Occupy Oakland ein Alptraum

Eigentlich ist Oakland eine schöne Stadt. Direkt an der San Francisco Bay gelegen mit Blick aufs Golden Gate, nette und historische Stadtteile, viel Grün, multikulturell und vielseitig. Doch Oakland ist seit Jahren in den Schlagzeilen. Die hohe Mordrate, Armut und soziale Probleme sind nicht gerade eine gute Werbung für die Stadt.
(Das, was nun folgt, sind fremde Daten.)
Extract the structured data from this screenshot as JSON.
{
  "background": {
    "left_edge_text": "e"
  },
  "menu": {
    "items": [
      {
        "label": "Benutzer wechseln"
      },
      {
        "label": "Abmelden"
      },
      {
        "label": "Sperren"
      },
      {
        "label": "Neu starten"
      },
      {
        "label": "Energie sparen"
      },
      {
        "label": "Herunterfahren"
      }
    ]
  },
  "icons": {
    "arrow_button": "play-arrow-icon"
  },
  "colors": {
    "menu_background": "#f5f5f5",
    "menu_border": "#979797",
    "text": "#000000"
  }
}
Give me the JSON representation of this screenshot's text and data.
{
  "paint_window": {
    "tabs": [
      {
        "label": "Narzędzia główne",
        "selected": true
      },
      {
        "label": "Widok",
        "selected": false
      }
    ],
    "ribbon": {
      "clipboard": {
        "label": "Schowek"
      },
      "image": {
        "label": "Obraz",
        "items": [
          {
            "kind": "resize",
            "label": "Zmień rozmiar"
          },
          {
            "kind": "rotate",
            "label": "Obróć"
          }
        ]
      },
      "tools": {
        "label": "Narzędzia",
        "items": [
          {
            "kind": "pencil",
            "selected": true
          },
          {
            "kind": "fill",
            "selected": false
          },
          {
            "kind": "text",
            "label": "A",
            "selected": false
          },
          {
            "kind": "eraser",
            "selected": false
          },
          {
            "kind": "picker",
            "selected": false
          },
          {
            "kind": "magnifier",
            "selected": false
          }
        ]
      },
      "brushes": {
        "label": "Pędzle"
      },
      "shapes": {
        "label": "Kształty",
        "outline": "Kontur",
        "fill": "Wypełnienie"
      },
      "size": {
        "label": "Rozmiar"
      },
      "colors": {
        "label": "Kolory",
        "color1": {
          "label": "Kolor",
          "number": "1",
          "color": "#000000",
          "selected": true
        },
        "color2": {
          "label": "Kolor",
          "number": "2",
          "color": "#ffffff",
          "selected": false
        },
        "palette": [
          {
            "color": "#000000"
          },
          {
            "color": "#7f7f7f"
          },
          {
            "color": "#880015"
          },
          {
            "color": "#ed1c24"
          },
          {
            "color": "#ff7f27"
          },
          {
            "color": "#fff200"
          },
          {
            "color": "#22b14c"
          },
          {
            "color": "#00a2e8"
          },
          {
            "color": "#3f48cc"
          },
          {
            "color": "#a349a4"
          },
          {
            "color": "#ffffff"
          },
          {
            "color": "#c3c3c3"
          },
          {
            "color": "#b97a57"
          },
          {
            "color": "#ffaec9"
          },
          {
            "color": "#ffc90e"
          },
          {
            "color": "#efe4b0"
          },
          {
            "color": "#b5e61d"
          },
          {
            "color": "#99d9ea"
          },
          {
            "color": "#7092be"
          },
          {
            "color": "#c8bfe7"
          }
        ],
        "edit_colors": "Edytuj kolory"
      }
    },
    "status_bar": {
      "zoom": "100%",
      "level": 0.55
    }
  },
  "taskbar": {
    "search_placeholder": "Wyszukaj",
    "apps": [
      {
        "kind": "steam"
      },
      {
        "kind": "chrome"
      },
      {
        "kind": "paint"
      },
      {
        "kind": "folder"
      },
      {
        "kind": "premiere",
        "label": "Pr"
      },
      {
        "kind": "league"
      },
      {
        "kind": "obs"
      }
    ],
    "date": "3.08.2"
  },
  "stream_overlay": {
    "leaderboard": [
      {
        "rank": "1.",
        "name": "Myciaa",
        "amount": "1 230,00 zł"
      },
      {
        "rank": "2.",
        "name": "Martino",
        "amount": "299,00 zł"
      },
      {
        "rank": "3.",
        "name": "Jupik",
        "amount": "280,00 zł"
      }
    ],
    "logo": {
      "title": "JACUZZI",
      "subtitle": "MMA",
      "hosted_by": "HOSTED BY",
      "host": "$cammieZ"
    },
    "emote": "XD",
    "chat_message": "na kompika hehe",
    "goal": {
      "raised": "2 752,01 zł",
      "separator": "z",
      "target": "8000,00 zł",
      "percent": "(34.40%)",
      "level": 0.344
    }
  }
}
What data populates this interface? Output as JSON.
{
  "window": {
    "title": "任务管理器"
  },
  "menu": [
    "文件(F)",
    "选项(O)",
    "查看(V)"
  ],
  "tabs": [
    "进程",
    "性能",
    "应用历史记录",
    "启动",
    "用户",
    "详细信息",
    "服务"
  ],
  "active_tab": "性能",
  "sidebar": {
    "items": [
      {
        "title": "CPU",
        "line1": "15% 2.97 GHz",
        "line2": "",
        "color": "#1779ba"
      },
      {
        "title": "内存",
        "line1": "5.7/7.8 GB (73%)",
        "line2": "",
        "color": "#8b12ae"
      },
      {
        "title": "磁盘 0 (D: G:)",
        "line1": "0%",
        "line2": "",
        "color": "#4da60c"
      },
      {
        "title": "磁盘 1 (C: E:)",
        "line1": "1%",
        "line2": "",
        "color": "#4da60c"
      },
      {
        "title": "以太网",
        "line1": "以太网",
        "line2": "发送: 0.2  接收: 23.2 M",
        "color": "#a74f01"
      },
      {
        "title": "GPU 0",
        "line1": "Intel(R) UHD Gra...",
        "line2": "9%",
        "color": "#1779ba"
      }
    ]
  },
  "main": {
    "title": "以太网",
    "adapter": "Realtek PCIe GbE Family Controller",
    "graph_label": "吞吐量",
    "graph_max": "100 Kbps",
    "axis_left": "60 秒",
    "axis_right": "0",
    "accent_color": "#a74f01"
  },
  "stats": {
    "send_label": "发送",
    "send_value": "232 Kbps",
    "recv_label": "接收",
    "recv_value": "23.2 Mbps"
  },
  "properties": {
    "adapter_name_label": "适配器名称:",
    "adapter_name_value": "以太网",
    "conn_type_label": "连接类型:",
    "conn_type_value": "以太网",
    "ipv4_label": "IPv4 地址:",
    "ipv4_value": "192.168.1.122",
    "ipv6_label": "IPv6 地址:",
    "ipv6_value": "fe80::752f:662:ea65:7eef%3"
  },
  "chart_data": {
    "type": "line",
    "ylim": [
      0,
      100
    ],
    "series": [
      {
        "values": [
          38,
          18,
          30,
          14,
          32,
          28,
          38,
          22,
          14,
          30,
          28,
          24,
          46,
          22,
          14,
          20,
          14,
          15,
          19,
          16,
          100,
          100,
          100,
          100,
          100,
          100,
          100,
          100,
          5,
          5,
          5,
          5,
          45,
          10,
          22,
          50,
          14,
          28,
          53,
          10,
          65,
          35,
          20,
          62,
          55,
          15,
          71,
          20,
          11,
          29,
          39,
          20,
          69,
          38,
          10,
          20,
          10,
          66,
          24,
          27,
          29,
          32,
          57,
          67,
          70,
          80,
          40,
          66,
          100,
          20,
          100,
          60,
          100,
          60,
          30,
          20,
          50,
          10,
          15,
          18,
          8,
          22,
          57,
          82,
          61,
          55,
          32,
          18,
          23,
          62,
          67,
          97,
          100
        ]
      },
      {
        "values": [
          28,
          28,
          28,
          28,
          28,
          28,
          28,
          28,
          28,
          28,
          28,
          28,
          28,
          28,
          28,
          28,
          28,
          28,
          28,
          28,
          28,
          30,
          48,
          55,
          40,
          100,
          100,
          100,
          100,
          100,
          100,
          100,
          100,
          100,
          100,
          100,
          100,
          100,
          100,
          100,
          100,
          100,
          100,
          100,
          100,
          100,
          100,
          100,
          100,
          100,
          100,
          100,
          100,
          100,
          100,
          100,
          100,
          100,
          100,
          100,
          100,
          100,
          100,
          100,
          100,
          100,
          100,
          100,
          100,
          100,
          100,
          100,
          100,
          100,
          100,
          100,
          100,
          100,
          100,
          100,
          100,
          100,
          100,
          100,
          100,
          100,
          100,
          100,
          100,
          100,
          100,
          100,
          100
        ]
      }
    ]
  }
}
Und nun eben auch noch Occupy Oakland. Was in New York an der Wall Street begann, breitete sich schnell übers ganze Land aus. Öffentliche Parks wurden besetzt, Forderungen nach sozialer Gerechtigkeit lautstark  geäussert „wir sind die 99 Prozent“. Doch irgendwas lief schief. Eine weltweit beachtete Protestaktion mit der erfolgreichen Blockade des Hafens von Oakland stieg anscheinend einigen Protestlern zu Kopf. Denn danach gab es nur noch Chaos. Demonstrationen und Hausbesetzungen wurden aufgelöst, immer wieder kam es zu gewaltsamen Auseinandersetzungen mit der Polizei.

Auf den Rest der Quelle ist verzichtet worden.